Today I want to write about HOPE in family relationships. Sometimes even professing Christians are guilty of the sin of breaking up their marriages. Partners sometimes become perverse and wreck the marriage and the home. An illustration of how easy it is to become perverse and unfeeling is given in Proverbs 30:20. ‘This is the way of an adulterous woman: she eats and wipes her mouth, and says, “I have done no wickedness”.
In other words the adulteress commits adultery as easily as eating a meal and there is no sense of wrong-doing or shame. There is no conscience or sensitivity either to the command of God or to the wrecked lives left in her wake.
Is there any hope? The very fact that God has given us this commandment indicates there must be hope and it is to be found in a commitment to the Lord Jesus Christ. The problem of human relationships lies in the heart and it’s the disposition of the heart that has to be change. When you become a Christian, the disposition of your heart does in fact change, and you then have the power, through the Holy Spirit, to change things. The person who is truly converted has a new desire to please God. This is reflected in a determination to change old sinful habits and to live in such a way that Christ is honoured.
One of the changes is the ability to live in harmony and peace with those around you. The first thing to do is to repent of your old life style. Ask God to forgive you for the way in which you have dealt with your family, then confess to God that you have done wrong, turn your heart to Him and ask Him to help you become a real Christian.
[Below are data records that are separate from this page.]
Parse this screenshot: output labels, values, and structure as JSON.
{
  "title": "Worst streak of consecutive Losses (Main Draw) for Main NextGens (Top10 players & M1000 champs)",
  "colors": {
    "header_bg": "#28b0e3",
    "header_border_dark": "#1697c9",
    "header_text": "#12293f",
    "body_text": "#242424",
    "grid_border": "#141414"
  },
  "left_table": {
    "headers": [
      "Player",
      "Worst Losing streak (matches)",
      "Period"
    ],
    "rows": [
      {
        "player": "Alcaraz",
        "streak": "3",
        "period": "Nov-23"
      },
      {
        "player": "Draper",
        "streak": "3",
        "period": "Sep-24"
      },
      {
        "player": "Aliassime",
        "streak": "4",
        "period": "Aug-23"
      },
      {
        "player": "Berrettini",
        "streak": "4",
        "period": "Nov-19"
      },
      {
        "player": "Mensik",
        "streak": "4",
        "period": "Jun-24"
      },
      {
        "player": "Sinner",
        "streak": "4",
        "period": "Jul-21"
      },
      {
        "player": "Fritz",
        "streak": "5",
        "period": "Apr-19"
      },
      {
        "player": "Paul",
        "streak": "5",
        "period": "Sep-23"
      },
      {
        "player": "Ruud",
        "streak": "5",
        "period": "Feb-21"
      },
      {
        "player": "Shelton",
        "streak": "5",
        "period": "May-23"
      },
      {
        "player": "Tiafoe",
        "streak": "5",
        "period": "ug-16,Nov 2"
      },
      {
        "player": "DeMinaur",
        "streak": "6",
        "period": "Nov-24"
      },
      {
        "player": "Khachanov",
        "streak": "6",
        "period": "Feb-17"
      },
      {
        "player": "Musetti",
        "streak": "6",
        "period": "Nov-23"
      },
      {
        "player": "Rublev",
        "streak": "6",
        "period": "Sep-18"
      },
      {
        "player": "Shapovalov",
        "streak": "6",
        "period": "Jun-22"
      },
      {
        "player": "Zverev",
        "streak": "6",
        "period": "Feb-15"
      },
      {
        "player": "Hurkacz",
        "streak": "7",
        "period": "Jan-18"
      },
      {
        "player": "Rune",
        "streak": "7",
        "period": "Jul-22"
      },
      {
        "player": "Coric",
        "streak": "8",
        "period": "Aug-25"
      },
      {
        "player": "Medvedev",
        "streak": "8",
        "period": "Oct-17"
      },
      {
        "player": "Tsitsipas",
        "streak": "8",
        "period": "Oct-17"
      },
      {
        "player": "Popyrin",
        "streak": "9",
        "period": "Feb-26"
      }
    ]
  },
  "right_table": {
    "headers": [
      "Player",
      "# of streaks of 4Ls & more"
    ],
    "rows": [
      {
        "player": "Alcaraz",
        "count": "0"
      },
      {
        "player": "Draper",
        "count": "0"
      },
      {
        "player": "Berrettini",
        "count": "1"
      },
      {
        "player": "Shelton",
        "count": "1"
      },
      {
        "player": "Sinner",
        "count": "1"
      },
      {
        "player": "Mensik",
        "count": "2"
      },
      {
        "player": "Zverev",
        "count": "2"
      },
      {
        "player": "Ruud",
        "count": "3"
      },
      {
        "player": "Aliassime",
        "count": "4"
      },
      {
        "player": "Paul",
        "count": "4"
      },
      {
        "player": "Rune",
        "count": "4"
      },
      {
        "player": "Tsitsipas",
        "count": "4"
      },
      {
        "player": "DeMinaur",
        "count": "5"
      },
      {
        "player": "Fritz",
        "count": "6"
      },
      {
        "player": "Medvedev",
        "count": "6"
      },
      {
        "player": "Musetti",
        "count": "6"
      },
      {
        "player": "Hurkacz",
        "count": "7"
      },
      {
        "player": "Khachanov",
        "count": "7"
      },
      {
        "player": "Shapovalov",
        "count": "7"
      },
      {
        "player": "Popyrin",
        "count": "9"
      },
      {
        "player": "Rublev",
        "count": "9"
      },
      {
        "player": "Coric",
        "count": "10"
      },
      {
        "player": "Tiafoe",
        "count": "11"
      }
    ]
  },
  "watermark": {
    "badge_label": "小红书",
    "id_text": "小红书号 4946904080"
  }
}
That is not all. There then has to be restitution. This means a positive attempt at undoing the harm that has been done and putting right the things that were or are wrong. At the very least this will mean apologies to those who have been hurt. It may include making up in some tangible way for the harm we have done. Within a family circle this is not always easy because of the credibility gap. The family may not believe you really are sorry and they may not make it easy for you to make restitution. However difficult it may be you must persevere while trusting God to help you.
Do you have something to repent of in your family? Is there something you have done that needs to be put right? If you are a Christian then strive with all your might to rectify the wrong – and above all. Talk to God about it.